Will's Feed & Saddle Shop, Rochester

My great great grandpa's feed and saddle shop in Rochester (right).  The Mail Pouch sign and an earlier Henry George tabacco sign (just barely visible) would have been painted on the building while he owned it.
I seem to be on a family tree theme, if you'll indulge me a bit more.  A few weeks ago I was driving through Rochester and passed by a building that my grandfather told me once housed his grandfather's saddle and tack shop.  I had noticed the building next to it had been extensively renovated, covering up much of its original appearance, so I thought....shoot....I better take a picture of my great-great-granddad's store while it still looks like it did in the early 1900s.

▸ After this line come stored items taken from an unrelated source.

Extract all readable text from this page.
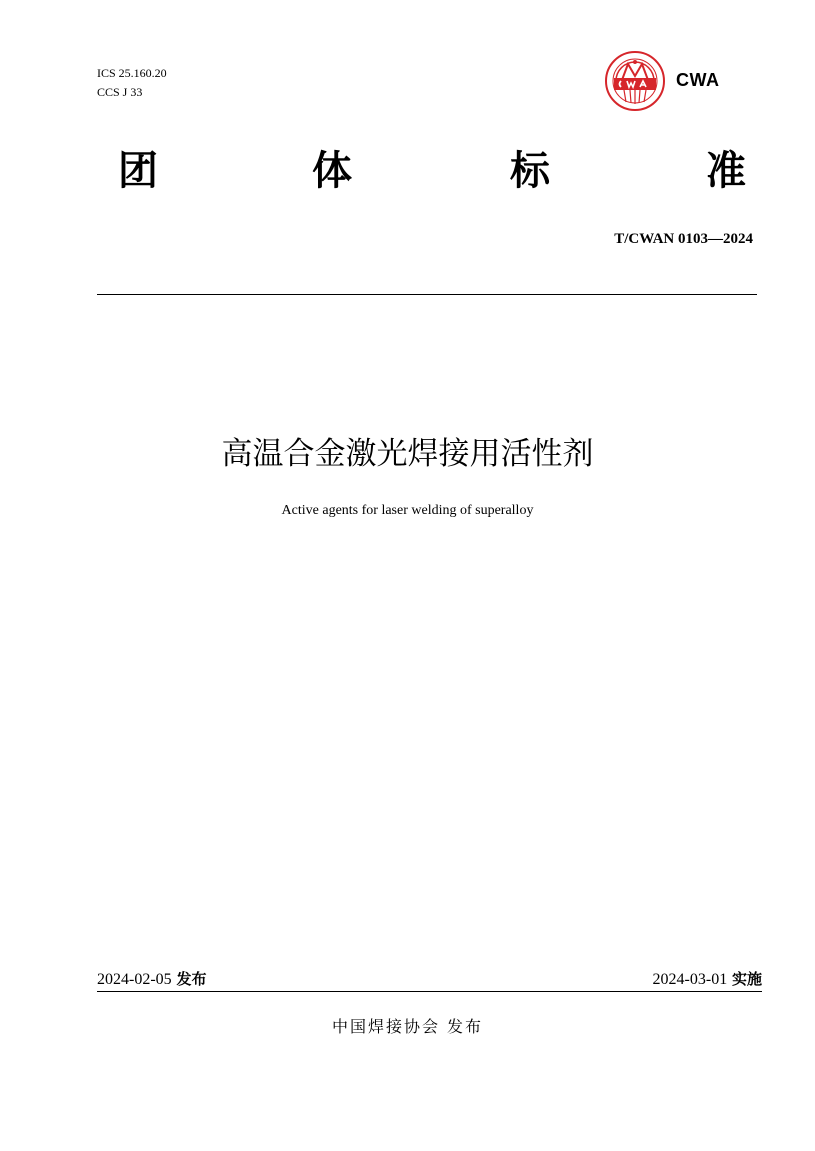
ICS 25.160.20
CCS J 33
CWA
团	体	标	准
T/CWAN 0103—2024
高温合金激光焊接用活性剂
Active agents for laser welding of superalloy
2024-02-05 发布	2024-03-01 实施
中国焊接协会 发布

Will and Adella Garner's home at 514 Fulton Street, Rochester
In the last years of his life I would drive my grandfather, whose real name was Charles, but he went by "Jack" to visit his sister, Hazel, who lived just outside of Rochester.  Gramps would point out various things he remembered in Rochester as a boy, though he grew up in Argos.  He told me once that his grandfather came with his brothers from Ireland.  I found that to be inaccurate.  He also told me that we were part Cherokee through that line.....another claim I've found no evidence of.  So, I do take hesitation on relaying the earlier part of this story-though his grandfather, William, was listed as owning a farm, and being a merchant in the censuses.


The William and Adella (Prill) Garner family, c. 1902.
"Will" Jacob Garner was born in Cass County, Michigan in 1861 to Henry, who, according to my grandfather's aunt, only stuck around long enough to make babies.  She was 95 when she told me this.....and I cleaned it up!  In Henry's defense, he was enlisted in the Union Army.  The family had lived in Wabash County for nearly 20 years before moving to Michigan, and then returning to Fulton County, Indiana after the war.  Will married Adella Prill, who was supposedly Cherokee, and they had a large family of nine children.  I've seen a photo of the farm they lived on near Leiter's Ford in the late 1800s.  But by 1900, Will had moved his family into Rochester to 514 Fulton Street, where Will and Adella continued to live until his death in 1942.  A brother named John, who they called "Jack" lived with Will's family in the early 1900s.  This was the first of four generations of Jacks in our family.

My great grandfather, Harley, and his father, Will, at Will's house on Fulton Street, c. 1939.
Will opened a feed, saddle and tack shop on the north end of Rochester's downtown, on the Michigan Road, in about 1900 just a few blocks from his house.  While in town I swung by to see if I could locate 514 Fulton Street.  It was still there and it matches the house I have a photo of from about 1940.  Every generation of my family since Will have also been entrepreneurs.  While that may seem like I'm bragging, my wife pointed out once that it's likely because we can't work for anyone else.  That seems highly accurate.


1 comment:

Jim said...

Not being able to work for others is a common trait among entrepreneurs!